The new Dell Medical School welcomed its inaugural class of 50 students Sunday, 135 years after UT’s founding.
In 1881, Texans voted to have the main university in Austin while building the medical school in Galveston, the state’s largest city at the time. The initiative to bring a medical school to Austin came from state Senator Kirk Watson in 2011, who created a plan involving the University, Central Health — a health care provider to uninsured and underinsured residents and a taxing authority that uses local and federal funds to create health care services — and Seton Healthcare Family, a Catholic nonprofit health care system. Together, the three organizations aim to provide healthcare to low-income people in Austin.
In 2012, Travis County voters helped push Watson’s plan forward when they approved a proposition to raise property taxes in support of health care initiatives for Central Texas, including $35 million annually for a medical school.
Inaugural dean of the Dell Medical School, Clay Johnston, said the school is different than other medical schools because it is the first new school to be created at a top-tier university in decades.

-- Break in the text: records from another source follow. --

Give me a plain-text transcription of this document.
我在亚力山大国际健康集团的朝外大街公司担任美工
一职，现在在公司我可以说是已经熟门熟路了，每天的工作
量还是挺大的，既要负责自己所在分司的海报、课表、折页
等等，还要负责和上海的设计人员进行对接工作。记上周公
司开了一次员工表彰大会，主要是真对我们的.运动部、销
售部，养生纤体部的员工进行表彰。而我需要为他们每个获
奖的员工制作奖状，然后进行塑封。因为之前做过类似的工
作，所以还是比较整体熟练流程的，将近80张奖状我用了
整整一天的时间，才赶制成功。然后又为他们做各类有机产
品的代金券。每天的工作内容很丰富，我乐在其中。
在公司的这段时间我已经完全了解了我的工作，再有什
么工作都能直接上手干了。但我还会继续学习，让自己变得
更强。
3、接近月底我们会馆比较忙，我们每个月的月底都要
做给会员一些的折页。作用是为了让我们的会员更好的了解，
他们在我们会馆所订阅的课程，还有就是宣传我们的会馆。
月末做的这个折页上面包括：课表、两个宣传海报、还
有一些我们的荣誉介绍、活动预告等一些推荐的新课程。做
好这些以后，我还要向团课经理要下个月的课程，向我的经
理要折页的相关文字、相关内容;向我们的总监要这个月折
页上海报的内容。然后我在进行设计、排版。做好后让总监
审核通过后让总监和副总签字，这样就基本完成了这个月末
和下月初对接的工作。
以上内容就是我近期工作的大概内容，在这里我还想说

Additionally, everything about the school — from the curriculum to its mission statement — has been created from scratch over the last three years.
Johnston said the partnership between the University, Central Health and Seton are vital because the school is a start-up institution.
“We simply cannot create the transformative changes we envision without a strong connection both to vulnerable communities and to clinical programs that provide health care access to those communities,” Johnston said. “Our partnerships allow for those connections, and they enable our vision of creating a vital, inclusive health ecosystem in Central Texas.”
Eleven departments and institutes are a part of the school, ranging from internal medicine, pediatrics, women’s health, neurology and more. Residency programs and fellowships are also available to students in their chosen specialities.
Jessica Reynoso, one of the students in the inaugural class, said her decision to attend the school was based on the opportunities the school will provide her.
“The largest factor in my decision to attend Dell was that the mission of the school, and the passion of all the faculty that I met in my interview here resonated with me in a way that didn't happen elsewhere,” Reynoso said. “I love the idea of learning about healthcare on both micro and macro levels and what my role can be, so that when I am caring for people my care goes beyond that simple office visit. I believe going to Dell is going to expose me to these ideas and education unlike anywhere else.”
Amber Dunbar, another student in the inaugural class, said she likes how the school is helping the students provide more services back to the community.
“I love that the city voted to increase its taxes to help fund this school,” Dunbar said. “I think that such a partnership will enable Dell Med to be extremely successful and to help Austin, an already vibrant, unique and amazing city, become its best self through its unique healthcare mission.”
To commemorate the opening of the start-up institution, a time capsule is set to go into the wall of Dell Seton Medical Center. The capsule will include letters from Watson, Jesus Garza, Seton president and chief executive officer and Christann Vasquez, president of Dell Seton Medical Center at UT and University Medical Center Brackenridge.
Along with the letters, audio recordings of Brackenridge employees and photos of the medical center during construction, UMC Brackenridge and the Daughters of Charity, who founded Seton, will be in capsule as well. To demonstrate the change Dell Medical School hopes to accomplish, disease demographics and population statistics of present-day Austin will be included also. Mayor Steve Adler’s proclamation will also be included in the capsule, marking the day the capsule is opened as “Seton Healthcare Family Day.”